Neisseria gonorrhoeae cells were grown on chocolate agar plates (Cat #B21169X, Fisher scientific) overnight at 37°C in a 5% CO2 atmosphere. After 24-48 hours incubation, cells were scraped from the plate and resuspended in sterile, molecular grade IX DPBS (Cat #D8537-500ML, MilliporeSigma). Cells were further diluted in DPBS before being subject to one of three sample preparation methods. The "silica column" or "kit" method was that of the GenElute Bacterial Genomic DNA Kit (Cat #NA2110, MilliporeSigma). A different aliquot of the same cell dilution was subjected to either a lab-developed capillary- driven device, or the vacutainer device described in this work. Bacteria-laden filters from either the capillary or vacutainer device were input into a microfuge tube containing a known volume of 10 mM Tris pH 8.0 buffer. The microfuge tube containing the submerged filter was placed into a 95 °C heat block for > 5 minutes. Filters were removed and the remaining eluate was evaluated for concentration of N. gonorrhoeae genomic DNA using qPCR (Cat #BIO-86005, Meridian Bioscience, Memphis, TN, USA). Primers and probe used were that of Hjelmevoll et ak, 2006 (doi:10.2353/jmoldx.2006.060024). DNA concentration was calculated against a standard curve of known values and adjusted for dilution factors before being normalized to the DNA concentration yield measured from the silica column/kit method.

DNA yields and low-concentration recovery of these assays are graphically illustrated in FIGURES 5 and 6, respectively. As shown, the systems and methods of the present disclosure perform as well or better than the conventional lab-developed, capillary- driven sample prep device.

The above description of illustrated embodiments of the invention, including what is described in the Abstract, is not intended to be exhaustive or to limit the invention to the precise forms disclosed. While specific embodiments of, and examples for, the invention are described herein for illustrative purposes, various modifications are possible within the scope of the invention, as those skilled in the relevant art will recognize.

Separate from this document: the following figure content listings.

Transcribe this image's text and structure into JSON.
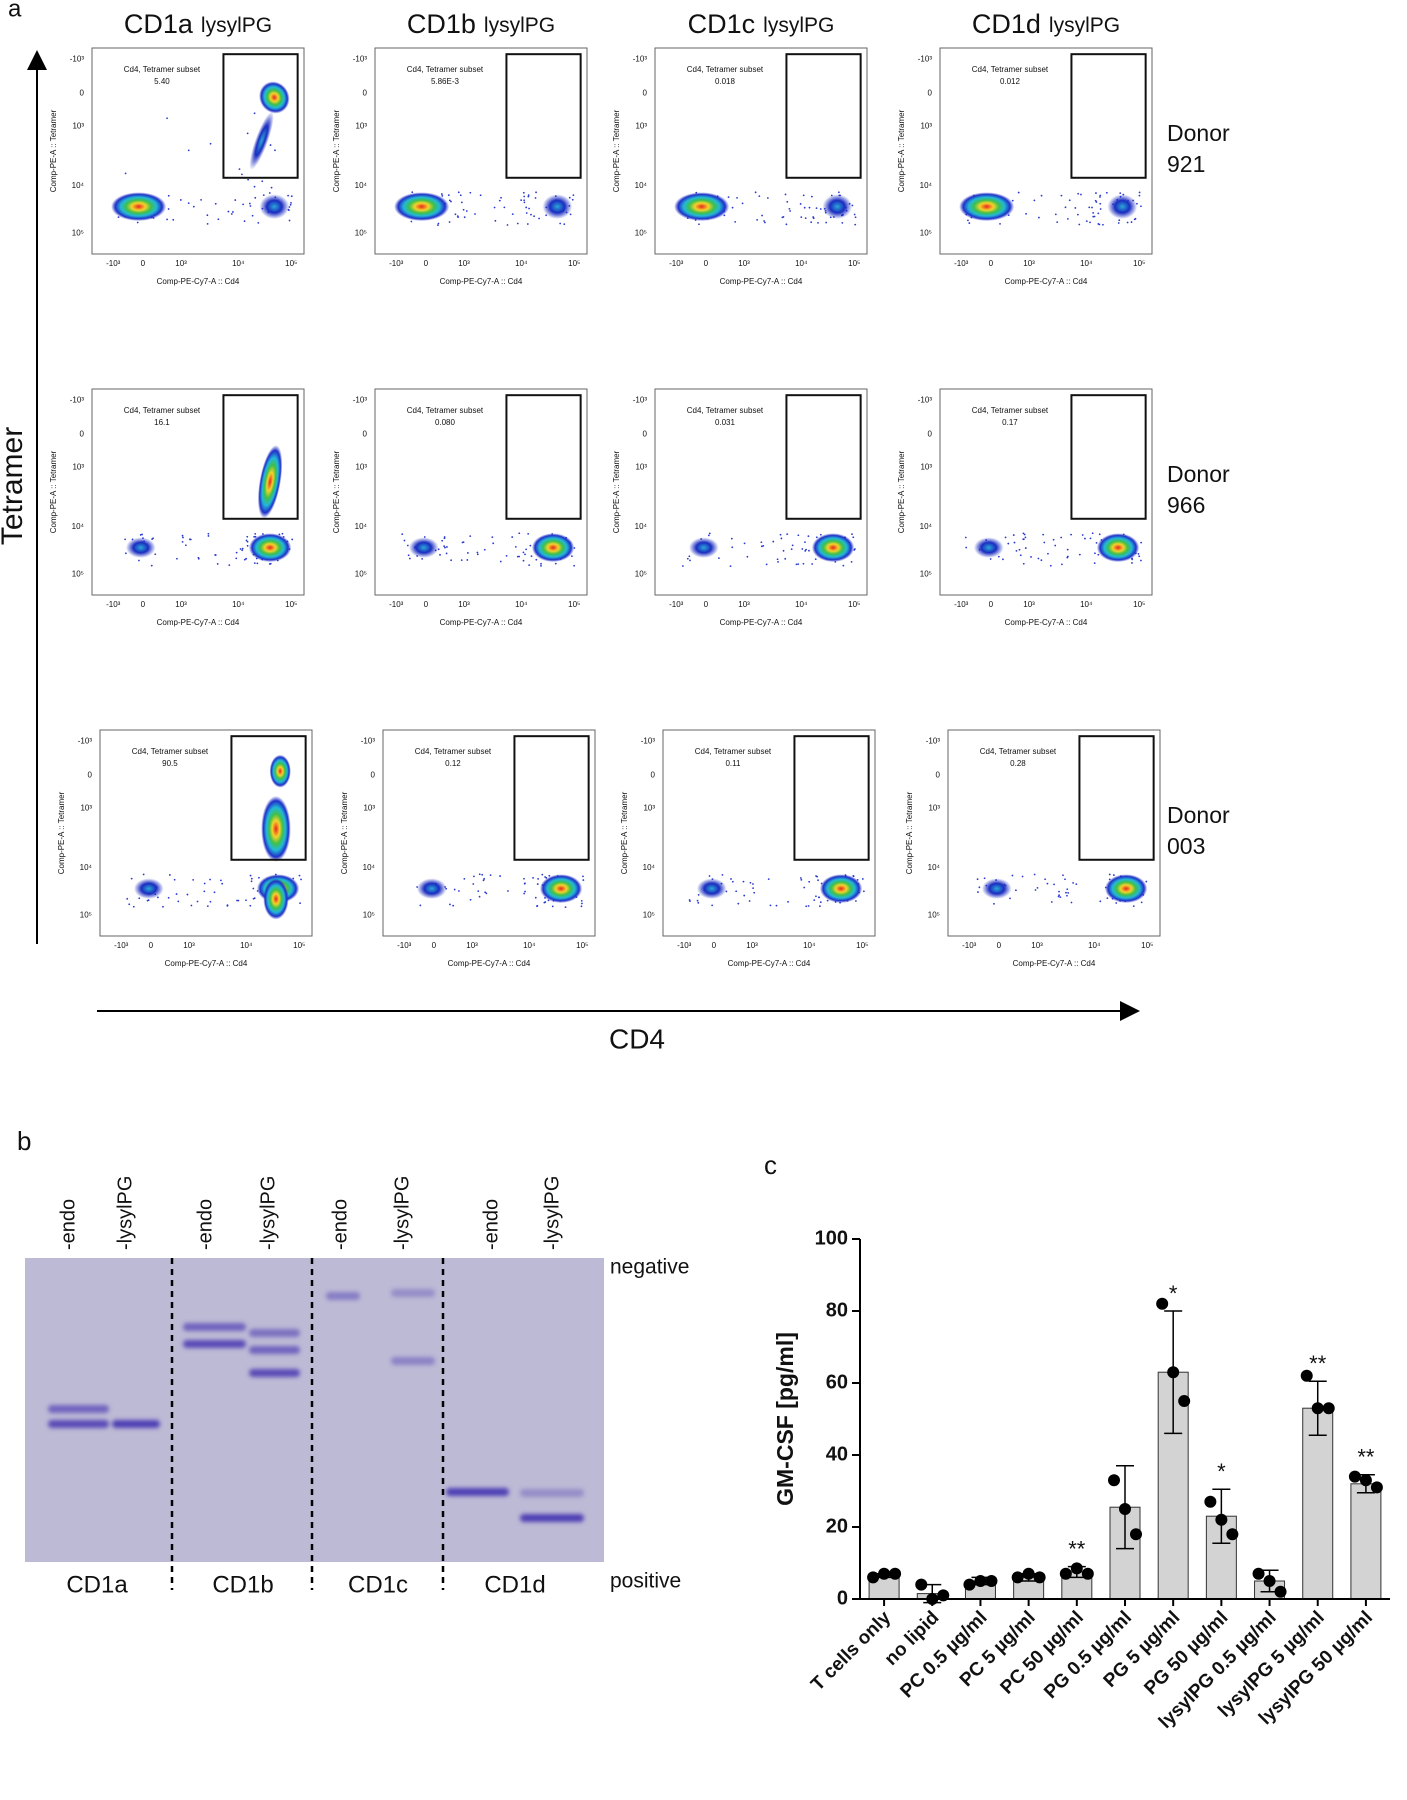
{
  "panel_a": {
    "label": "a",
    "columns": [
      {
        "name": "CD1a",
        "lipid": "lysylPG"
      },
      {
        "name": "CD1b",
        "lipid": "lysylPG"
      },
      {
        "name": "CD1c",
        "lipid": "lysylPG"
      },
      {
        "name": "CD1d",
        "lipid": "lysylPG"
      }
    ],
    "donors": [
      {
        "word": "Donor",
        "id": "921"
      },
      {
        "word": "Donor",
        "id": "966"
      },
      {
        "word": "Donor",
        "id": "003"
      }
    ],
    "axis_y": "Tetramer",
    "axis_x": "CD4",
    "plot_y_label": "Comp-PE-A :: Tetramer",
    "plot_x_label": "Comp-PE-Cy7-A :: Cd4",
    "gate_name": "Cd4, Tetramer subset",
    "ticks": [
      "-10³",
      "0",
      "10³",
      "10⁴",
      "10⁵"
    ],
    "gate_values": [
      [
        "5.40",
        "5.86E-3",
        "0.018",
        "0.012"
      ],
      [
        "16.1",
        "0.080",
        "0.031",
        "0.17"
      ],
      [
        "90.5",
        "0.12",
        "0.11",
        "0.28"
      ]
    ]
  },
  "panel_b": {
    "label": "b",
    "lanes": [
      "-endo",
      "-lysylPG"
    ],
    "molecules": [
      "CD1a",
      "CD1b",
      "CD1c",
      "CD1d"
    ],
    "top_label": "negative",
    "bottom_label": "positive"
  },
  "chart_data": {
    "type": "bar",
    "label": "c",
    "y_label": "GM-CSF [pg/ml]",
    "categories": [
      "T cells only",
      "no lipid",
      "PC 0.5 µg/ml",
      "PC 5 µg/ml",
      "PC 50 µg/ml",
      "PG 0.5 µg/ml",
      "PG 5 µg/ml",
      "PG 50 µg/ml",
      "lysylPG 0.5 µg/ml",
      "lysylPG 5 µg/ml",
      "lysylPG 50 µg/ml"
    ],
    "values": [
      6.5,
      1.5,
      5,
      6,
      7.5,
      25.5,
      63,
      23,
      5,
      53,
      32
    ],
    "errors": [
      0.5,
      2.5,
      1,
      1,
      1.5,
      11.5,
      17,
      7.5,
      3,
      7.5,
      2.5
    ],
    "points": [
      [
        6,
        7,
        7
      ],
      [
        4,
        0,
        1
      ],
      [
        4,
        5,
        5
      ],
      [
        6,
        7,
        6
      ],
      [
        7,
        8.5,
        7
      ],
      [
        33,
        25,
        18
      ],
      [
        82,
        63,
        55
      ],
      [
        27,
        22,
        18
      ],
      [
        7,
        5,
        2
      ],
      [
        62,
        53,
        53
      ],
      [
        34,
        33,
        31
      ]
    ],
    "annotations": [
      null,
      null,
      null,
      null,
      "**",
      null,
      "*",
      "*",
      null,
      "**",
      "**"
    ],
    "color": "#d3d3d3",
    "ylim": [
      0,
      100
    ],
    "yticks": [
      0,
      20,
      40,
      60,
      80,
      100
    ]
  }
}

These modifications can be made to the invention in light of the above detailed description. The terms used in the following claims should not be construed to limit the invention to the specific embodiments disclosed in the specification. Rather, the scope of the invention is to be determined entirely by the following claims, which are to be construed in accordance with established doctrines of claim interpretation.

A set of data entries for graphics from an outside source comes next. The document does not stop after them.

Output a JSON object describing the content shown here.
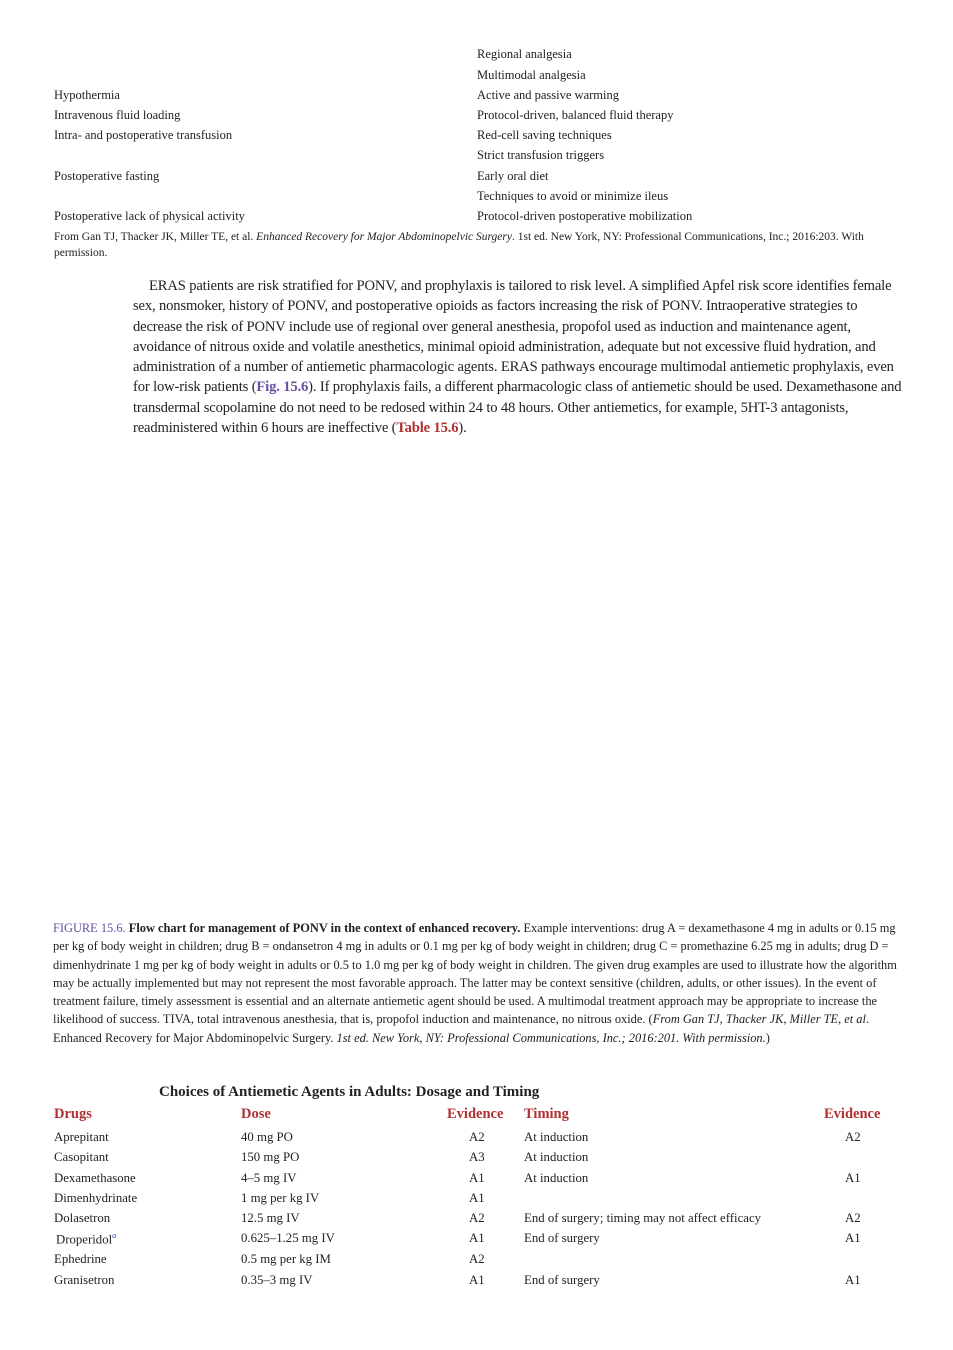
{
  "top_table": {
    "rows": [
      {
        "left": "",
        "right": "Regional analgesia"
      },
      {
        "left": "",
        "right": "Multimodal analgesia"
      },
      {
        "left": "Hypothermia",
        "right": "Active and passive warming"
      },
      {
        "left": "Intravenous fluid loading",
        "right": "Protocol-driven, balanced fluid therapy"
      },
      {
        "left": "Intra- and postoperative transfusion",
        "right": "Red-cell saving techniques"
      },
      {
        "left": "",
        "right": "Strict transfusion triggers"
      },
      {
        "left": "Postoperative fasting",
        "right": "Early oral diet"
      },
      {
        "left": "",
        "right": "Techniques to avoid or minimize ileus"
      },
      {
        "left": "Postoperative lack of physical activity",
        "right": "Protocol-driven postoperative mobilization"
      }
    ],
    "source_prefix": "From Gan TJ, Thacker JK, Miller TE, et al. ",
    "source_title": "Enhanced Recovery for Major Abdominopelvic Surgery",
    "source_suffix": ". 1st ed. New York, NY: Professional Communications, Inc.; 2016:203. With permission."
  },
  "paragraph": {
    "part1": "ERAS patients are risk stratified for PONV, and prophylaxis is tailored to risk level. A simplified Apfel risk score identifies female sex, nonsmoker, history of PONV, and postoperative opioids as factors increasing the risk of PONV. Intraoperative strategies to decrease the risk of PONV include use of regional over general anesthesia, propofol used as induction and maintenance agent, avoidance of nitrous oxide and volatile anesthetics, minimal opioid administration, adequate but not excessive fluid hydration, and administration of a number of antiemetic pharmacologic agents. ERAS pathways encourage multimodal antiemetic prophylaxis, even for low-risk patients (",
    "fig_ref": "Fig. 15.6",
    "part2": "). If prophylaxis fails, a different pharmacologic class of antiemetic should be used. Dexamethasone and transdermal scopolamine do not need to be redosed within 24 to 48 hours. Other antiemetics, for example, 5HT-3 antagonists, readministered within 6 hours are ineffective (",
    "table_ref": "Table 15.6",
    "part3": ")."
  },
  "figure_caption": {
    "label": "FIGURE 15.6.",
    "title": "Flow chart for management of PONV in the context of enhanced recovery.",
    "body": " Example interventions: drug A = dexamethasone 4 mg in adults or 0.15 mg per kg of body weight in children; drug B = ondansetron 4 mg in adults or 0.1 mg per kg of body weight in children; drug C = promethazine 6.25 mg in adults; drug D = dimenhydrinate 1 mg per kg of body weight in adults or 0.5 to 1.0 mg per kg of body weight in children. The given drug examples are used to illustrate how the algorithm may be actually implemented but may not represent the most favorable approach. The latter may be context sensitive (children, adults, or other issues). In the event of treatment failure, timely assessment is essential and an alternate antiemetic agent should be used. A multimodal treatment approach may be appropriate to increase the likelihood of success. TIVA, total intravenous anesthesia, that is, propofol induction and maintenance, no nitrous oxide. (",
    "italic1": "From Gan TJ, Thacker JK, Miller TE, et al",
    "mid": ". Enhanced Recovery for Major Abdominopelvic Surgery. ",
    "italic2": "1st ed. New York, NY: Professional Communications, Inc.; 2016:201. With permission.",
    "end": ")"
  },
  "antiemetic_table": {
    "title": "Choices of Antiemetic Agents in Adults: Dosage and Timing",
    "headers": {
      "drugs": "Drugs",
      "dose": "Dose",
      "evidence1": "Evidence",
      "timing": "Timing",
      "evidence2": "Evidence"
    },
    "footnote_marker": "a",
    "rows": [
      {
        "drug": "Aprepitant",
        "dose": "40 mg PO",
        "ev1": "A2",
        "timing": "At induction",
        "ev2": "A2"
      },
      {
        "drug": "Casopitant",
        "dose": "150 mg PO",
        "ev1": "A3",
        "timing": "At induction",
        "ev2": ""
      },
      {
        "drug": "Dexamethasone",
        "dose": "4–5 mg IV",
        "ev1": "A1",
        "timing": "At induction",
        "ev2": "A1"
      },
      {
        "drug": "Dimenhydrinate",
        "dose": "1 mg per kg IV",
        "ev1": "A1",
        "timing": "",
        "ev2": ""
      },
      {
        "drug": "Dolasetron",
        "dose": "12.5 mg IV",
        "ev1": "A2",
        "timing": "End of surgery; timing may not affect efficacy",
        "ev2": "A2"
      },
      {
        "drug": "Droperidol",
        "dose": "0.625–1.25 mg IV",
        "ev1": "A1",
        "timing": "End of surgery",
        "ev2": "A1"
      },
      {
        "drug": "Ephedrine",
        "dose": "0.5 mg per kg IM",
        "ev1": "A2",
        "timing": "",
        "ev2": ""
      },
      {
        "drug": "Granisetron",
        "dose": "0.35–3 mg IV",
        "ev1": "A1",
        "timing": "End of surgery",
        "ev2": "A1"
      }
    ]
  }
}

It should be noted that for purposes of this disclosure, terminology such as "upper," "lower," "vertical," "horizontal," "inwardly," "outwardly," "inner," "outer," "front," "rear," etc., should be construed as descriptive and not limiting the scope of the claimed subject matter. Further, the use of "including," "comprising," or "having" and variations thereof herein is meant to encompass the items listed thereafter and equivalents thereof as well as additional items. Unless limited otherwise, the terms "connected," "coupled," and "mounted" and variations thereof herein are used broadly and encompass direct and indirect connections, couplings, and mountings. The term "about" means plus or minus 5% of the stated value.

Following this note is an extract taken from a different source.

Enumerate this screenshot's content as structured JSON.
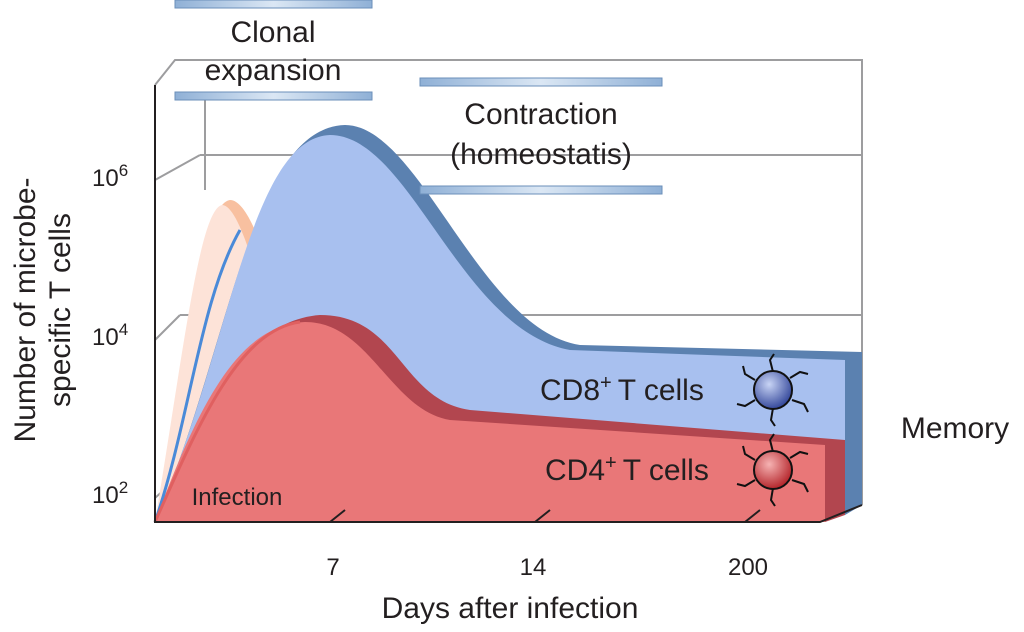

The principles, representative embodiments, and modes of operation of the present disclosure have been described in the foregoing description. However, aspects of the present disclosure which are intended to be protected are not to be construed as limited to the particular embodiments disclosed. Further, the embodiments described herein are to be regarded as illustrative rather than restrictive. It will be appreciated that variations and changes may be made by others, and equivalents employed, without departing from the spirit of the present disclosure. Accordingly, it is expressly intended that all such variations, changes, and equivalents fall within the spirit and scope of the present disclosure, as claimed.

While illustrative embodiments have been illustrated and described, it will be appreciated that various changes can be made therein without departing from the spirit and scope of the invention.